2x increased risk of CVD

5.5x increase risk of stroke,

11.4x increased risk of stroke when hs- CRP and Lp-PLA2 are elevated.

6.4x increased risk of stroke when systolic BP is elevated.

11. Elevated Myeloperoxidase (MPO):

Myeloperoxidase is an enzyme synthesized and stored within polymorphonuclear  leukocytes and monocytes which are white blood cells.

MPO is a marker of free radical and oxidative stress

MPO reduces bioavailability of nitric oxide, thereby promoting endothelial dysfunction.

It catalyze the oxidation of HDL – C impairing its ability to perform reverse cholesterol transport that removes plaque buildup from the arteries to the liver.

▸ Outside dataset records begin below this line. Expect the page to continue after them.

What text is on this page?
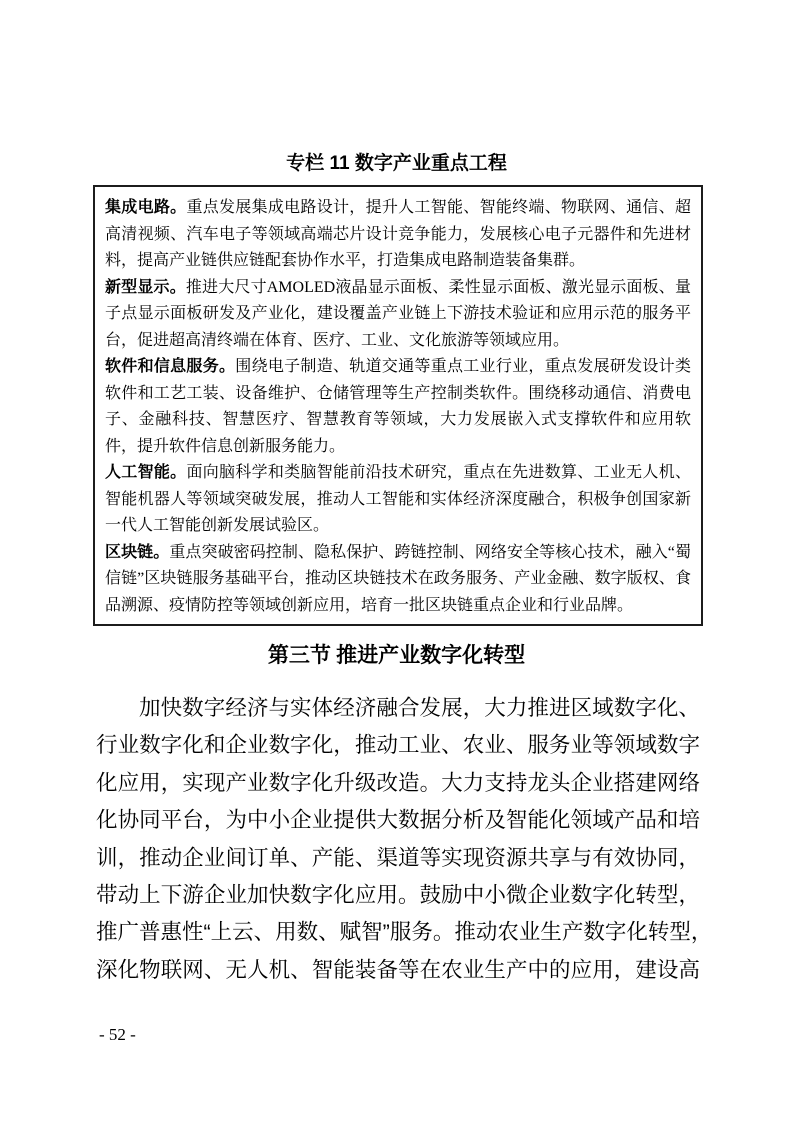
专栏 11 数字产业重点工程

集成电路。重点发展集成电路设计，提升人工智能、智能终端、物联网、通信、超高清视频、汽车电子等领域高端芯片设计竞争能力，发展核心电子元器件和先进材料，提高产业链供应链配套协作水平，打造集成电路制造装备集群。

新型显示。推进大尺寸AMOLED液晶显示面板、柔性显示面板、激光显示面板、量子点显示面板研发及产业化，建设覆盖产业链上下游技术验证和应用示范的服务平台，促进超高清终端在体育、医疗、工业、文化旅游等领域应用。

软件和信息服务。围绕电子制造、轨道交通等重点工业行业，重点发展研发设计类软件和工艺工装、设备维护、仓储管理等生产控制类软件。围绕移动通信、消费电子、金融科技、智慧医疗、智慧教育等领域，大力发展嵌入式支撑软件和应用软件，提升软件信息创新服务能力。

人工智能。面向脑科学和类脑智能前沿技术研究，重点在先进数算、工业无人机、智能机器人等领域突破发展，推动人工智能和实体经济深度融合，积极争创国家新一代人工智能创新发展试验区。

区块链。重点突破密码控制、隐私保护、跨链控制、网络安全等核心技术，融入“蜀信链”区块链服务基础平台，推动区块链技术在政务服务、产业金融、数字版权、食品溯源、疫情防控等领域创新应用，培育一批区块链重点企业和行业品牌。

第三节 推进产业数字化转型
加快数字经济与实体经济融合发展，大力推进区域数字化、
行业数字化和企业数字化，推动工业、农业、服务业等领域数字
化应用，实现产业数字化升级改造。大力支持龙头企业搭建网络
化协同平台，为中小企业提供大数据分析及智能化领域产品和培
训，推动企业间订单、产能、渠道等实现资源共享与有效协同，
带动上下游企业加快数字化应用。鼓励中小微企业数字化转型，
推广普惠性“上云、用数、赋智”服务。推动农业生产数字化转型，
深化物联网、无人机、智能装备等在农业生产中的应用，建设高
- 52 -
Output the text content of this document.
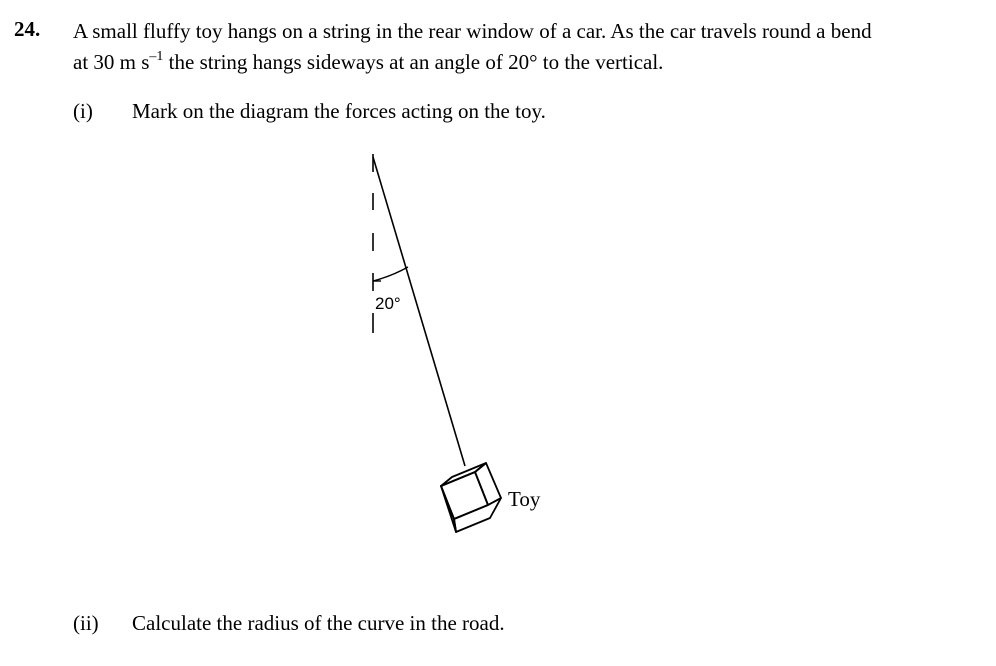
24. A small fluffy toy hangs on a string in the rear window of a car. As the car travels round a bend
at 30 m $s^{-1}$ the string hangs sideways at an angle of 20° to the vertical.
(i) Mark on the diagram the forces acting on the toy.
20°
Toy
(ii) Calculate the radius of the curve in the road.
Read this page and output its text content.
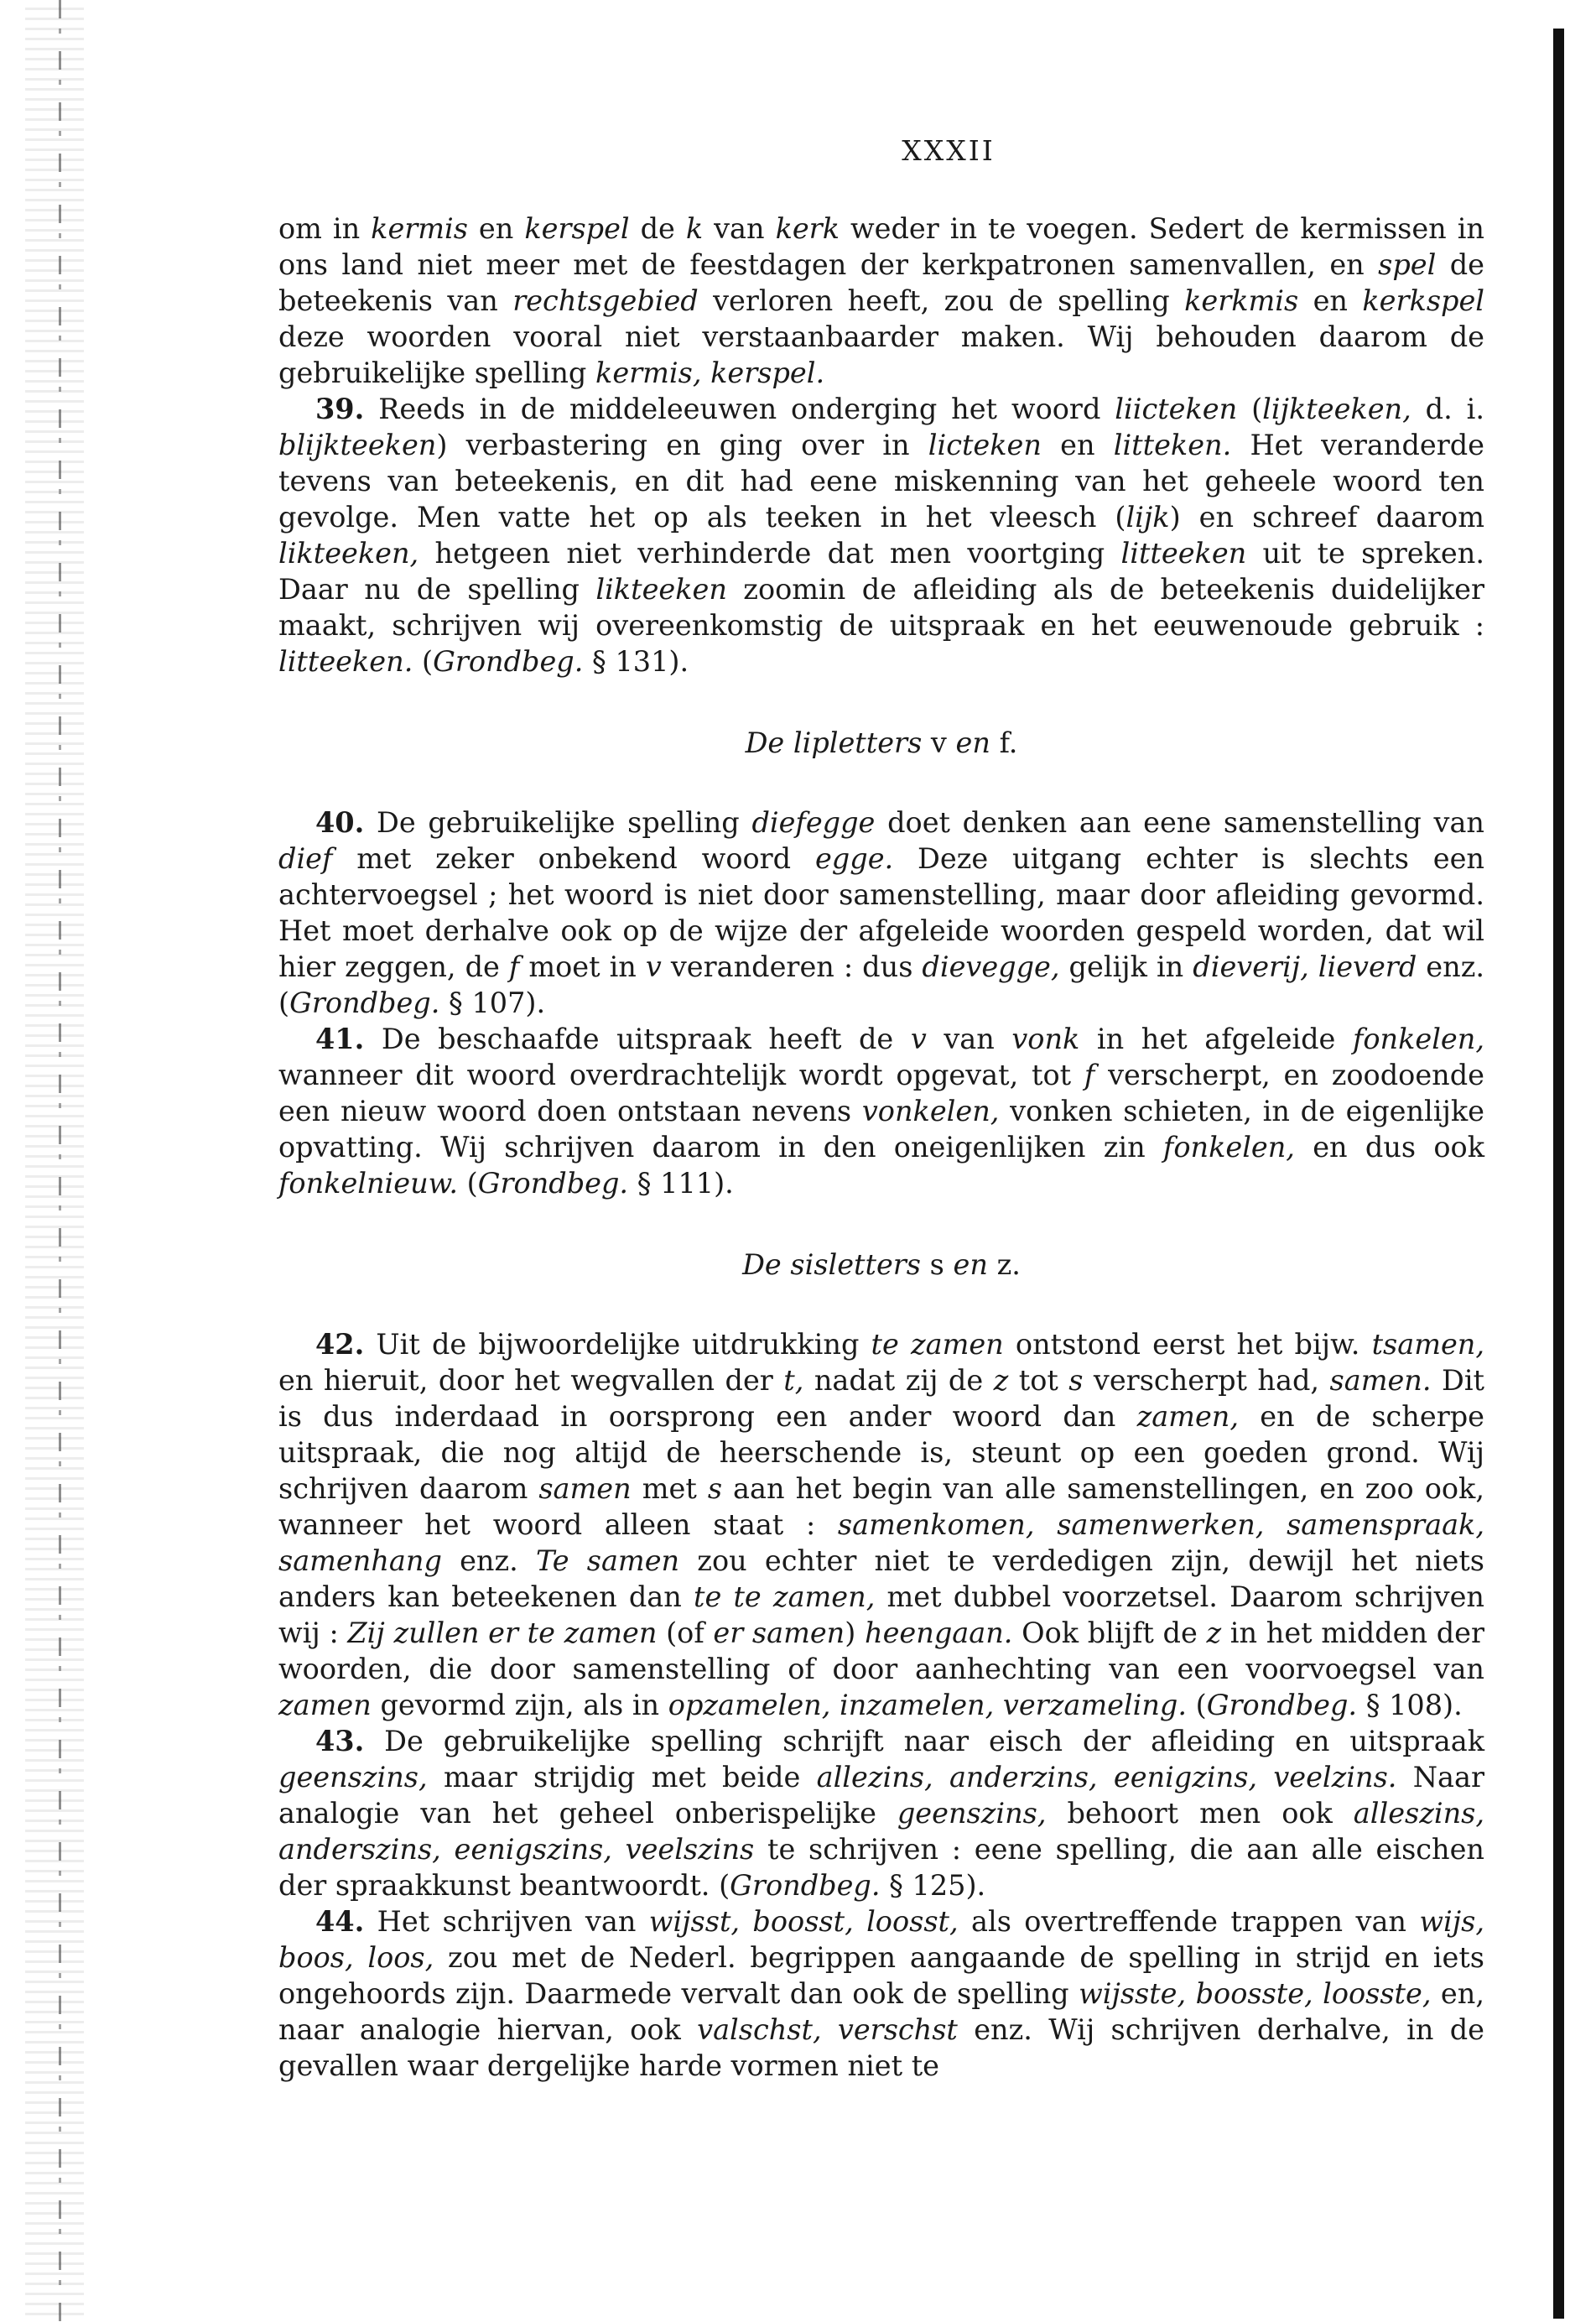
XXXII

om in kermis en kerspel de k van kerk weder in te voegen. Sedert de kermissen in ons land niet meer met de feestdagen der kerkpatronen samenvallen, en spel de beteekenis van rechtsgebied verloren heeft, zou de spelling kerkmis en kerkspel deze woorden vooral niet verstaanbaarder maken. Wij behouden daarom de gebruikelijke spelling kermis, kerspel.

39. Reeds in de middeleeuwen onderging het woord liicteken (lijkteeken, d. i. blijkteeken) verbastering en ging over in licteken en litteken. Het veranderde tevens van beteekenis, en dit had eene miskenning van het geheele woord ten gevolge. Men vatte het op als teeken in het vleesch (lijk) en schreef daarom likteeken, hetgeen niet verhinderde dat men voortging litteeken uit te spreken. Daar nu de spelling likteeken zoomin de afleiding als de beteekenis duidelijker maakt, schrijven wij overeenkomstig de uitspraak en het eeuwenoude gebruik : litteeken. (Grondbeg. § 131).

De lipletters v en f.

40. De gebruikelijke spelling diefegge doet denken aan eene samenstelling van dief met zeker onbekend woord egge. Deze uitgang echter is slechts een achtervoegsel ; het woord is niet door samenstelling, maar door afleiding gevormd. Het moet derhalve ook op de wijze der afgeleide woorden gespeld worden, dat wil hier zeggen, de f moet in v veranderen : dus dievegge, gelijk in dieverij, lieverd enz. (Grondbeg. § 107).

41. De beschaafde uitspraak heeft de v van vonk in het afgeleide fonkelen, wanneer dit woord overdrachtelijk wordt opgevat, tot f verscherpt, en zoodoende een nieuw woord doen ontstaan nevens vonkelen, vonken schieten, in de eigenlijke opvatting. Wij schrijven daarom in den oneigenlijken zin fonkelen, en dus ook fonkelnieuw. (Grondbeg. § 111).

De sisletters s en z.

42. Uit de bijwoordelijke uitdrukking te zamen ontstond eerst het bijw. tsamen, en hieruit, door het wegvallen der t, nadat zij de z tot s verscherpt had, samen. Dit is dus inderdaad in oorsprong een ander woord dan zamen, en de scherpe uitspraak, die nog altijd de heerschende is, steunt op een goeden grond. Wij schrijven daarom samen met s aan het begin van alle samenstellingen, en zoo ook, wanneer het woord alleen staat : samenkomen, samenwerken, samenspraak, samenhang enz. Te samen zou echter niet te verdedigen zijn, dewijl het niets anders kan beteekenen dan te te zamen, met dubbel voorzetsel. Daarom schrijven wij : Zij zullen er te zamen (of er samen) heengaan. Ook blijft de z in het midden der woorden, die door samenstelling of door aanhechting van een voorvoegsel van zamen gevormd zijn, als in opzamelen, inzamelen, verzameling. (Grondbeg. § 108).

43. De gebruikelijke spelling schrijft naar eisch der afleiding en uitspraak geenszins, maar strijdig met beide allezins, anderzins, eenigzins, veelzins. Naar analogie van het geheel onberispelijke geenszins, behoort men ook alleszins, anderszins, eenigszins, veelszins te schrijven : eene spelling, die aan alle eischen der spraakkunst beantwoordt. (Grondbeg. § 125).

44. Het schrijven van wijsst, boosst, loosst, als overtreffende trappen van wijs, boos, loos, zou met de Nederl. begrippen aangaande de spelling in strijd en iets ongehoords zijn. Daarmede vervalt dan ook de spelling wijsste, boosste, loosste, en, naar analogie hiervan, ook valschst, verschst enz. Wij schrijven derhalve, in de gevallen waar dergelijke harde vormen niet te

It catalyzes the oxidation of LDL-C contributing to foam cell formation and plaque progression.

Elevated MPO levels predict risk for developing CAD in healthy individuals independent of traditional CVD risk factors.

Elevated MPO levels contribute to plaque instability and are associated with increased risk of CVD events.

Related risk:

20x increased risk of CAD

5x increased risk of MI/heart attack (when negative for troponin T)

2 x increases in all-cause mortality.